Quand le tout jeune serveur du restaurant, hésitant m'a proposé, au moment du plateau de fromage: "Là, un petit crottin de cheval"...

Quand, alors que le soleil baissait, j’ai posé mes lèvres sur le rebord de ce verre ballon rempli d’un liquide frais, clair et quand il est passé dans ma bouche que je l’ai arrêté, là pour y goûter. J’en ai souri des yeux…
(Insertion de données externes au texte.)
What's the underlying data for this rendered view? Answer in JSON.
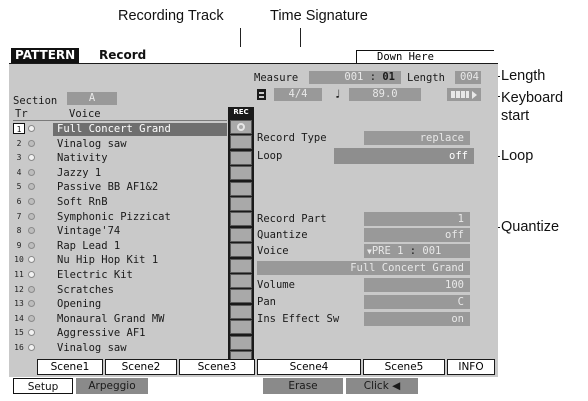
{
  "callouts": {
    "recording_track": "Recording Track",
    "time_signature": "Time Signature",
    "length": "Length",
    "keyboard_start": "Keyboard start",
    "loop": "Loop",
    "quantize": "Quantize"
  },
  "header": {
    "mode": "PATTERN",
    "page": "Record",
    "song_name": "Down Here"
  },
  "section": {
    "label": "Section",
    "value": "A"
  },
  "measure": {
    "label": "Measure",
    "value": "001",
    "beat": "01"
  },
  "length": {
    "label": "Length",
    "value": "004"
  },
  "time_signature": "4/4",
  "tempo": "89.0",
  "keyboard_start_icon": "keyboard-start-icon",
  "track_list": {
    "col_tr": "Tr",
    "col_voice": "Voice",
    "rec_header": "REC TR",
    "tracks": [
      {
        "num": "1",
        "voice": "Full Concert Grand"
      },
      {
        "num": "2",
        "voice": "Vinalog saw"
      },
      {
        "num": "3",
        "voice": "Nativity"
      },
      {
        "num": "4",
        "voice": "Jazzy 1"
      },
      {
        "num": "5",
        "voice": "Passive BB AF1&2"
      },
      {
        "num": "6",
        "voice": "Soft RnB"
      },
      {
        "num": "7",
        "voice": "Symphonic Pizzicat"
      },
      {
        "num": "8",
        "voice": "Vintage'74"
      },
      {
        "num": "9",
        "voice": "Rap Lead 1"
      },
      {
        "num": "10",
        "voice": "Nu Hip Hop Kit 1"
      },
      {
        "num": "11",
        "voice": "Electric Kit"
      },
      {
        "num": "12",
        "voice": "Scratches"
      },
      {
        "num": "13",
        "voice": "Opening"
      },
      {
        "num": "14",
        "voice": "Monaural Grand MW"
      },
      {
        "num": "15",
        "voice": "Aggressive AF1"
      },
      {
        "num": "16",
        "voice": "Vinalog saw"
      }
    ]
  },
  "record_settings": {
    "record_type_label": "Record Type",
    "record_type_value": "replace",
    "loop_label": "Loop",
    "loop_value": "off",
    "record_part_label": "Record Part",
    "record_part_value": "1",
    "quantize_label": "Quantize",
    "quantize_value": "off",
    "voice_label": "Voice",
    "voice_bank": "PRE 1",
    "voice_number": "001",
    "voice_name": "Full Concert Grand",
    "volume_label": "Volume",
    "volume_value": "100",
    "pan_label": "Pan",
    "pan_value": "C",
    "ins_effect_label": "Ins Effect Sw",
    "ins_effect_value": "on"
  },
  "scene_tabs": [
    "Scene1",
    "Scene2",
    "Scene3",
    "Scene4",
    "Scene5",
    "INFO"
  ],
  "bottom_tabs": {
    "setup": "Setup",
    "arpeggio": "Arpeggio",
    "erase": "Erase",
    "click": "Click"
  },
  "colors": {
    "screen_bg": "#c9c9c9",
    "value_box": "#999999",
    "highlight": "#6f6f6f",
    "header_bg": "#111111"
  }
}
Quand je me suis couché et que j'ai revu tous ces sourires accumulés qu'une seule journée m'avait offert...


Plage Hossegor

8 commentaires:

Véronique a dit…

et quand je lis votre nouvelle d'aujourd'hui ... je pense que la journée commence bien

vous devriez Chriscot, nous écrire un truc avec les " je me souviens " .... vous voyez !

P a dit…

ah, c'est une journée à sourire...
modestemnt, parce que je viens de retrouver ma "bonne" recette de crumble que je croyais perdue...
merci pour tous ces sourires
PP

la bacchante a dit…

Don't worry, be happy...
J'aime ce regard porté sur ces petits bouts de quotidien qui seraient tombés dans l'oubli s'ils n'avaient croisé une plume.

chri a dit…

@Véronique: Merci... Pour les "Je me souviens" ceux de Georges Perec étaient drôlement bien et joué par Samy Frey qui pédalait pendant une heure trente de spectacle, je ne vous dis pas le plaisir...
@PP, La Baccahante...Merci!

Véronique a dit…

et oui Georges Perec, Chriscot ... mais vous devriez, je suis certaine que ce serait super (be)
moi je commencerai comme çà : " je me souviens d'avoir pleuré à la naissance de chacun de mes 5 enfants" ...

chri a dit…

@Dites, vous ne seriez pas un peu ce qu'on appelle une maman, vous Véronique?
Je me souviens que quand chacun de mes enfants est né les jours qui ont suivi, j'étais chez SOS dentiste assistance...

Anonyme a dit…

Meuh, je la connais déjà cette histoire ! Tu as souri depuis ! Elle est bien mignonne encore tout de même .
Qu'est-ce que tu fais là, au fait ? Ne devrais-tu pas être à Paris ?!
D.Ommaje
PS : on a gagné. Quarante nuques raides ont fait reculer un Recteur qui a réouvert le Serveur de 15à16heures.De quoi encourager les milliers d'autres...

chri a dit…

@D.Ommaje. Bravo! J'y vais, j'y vais!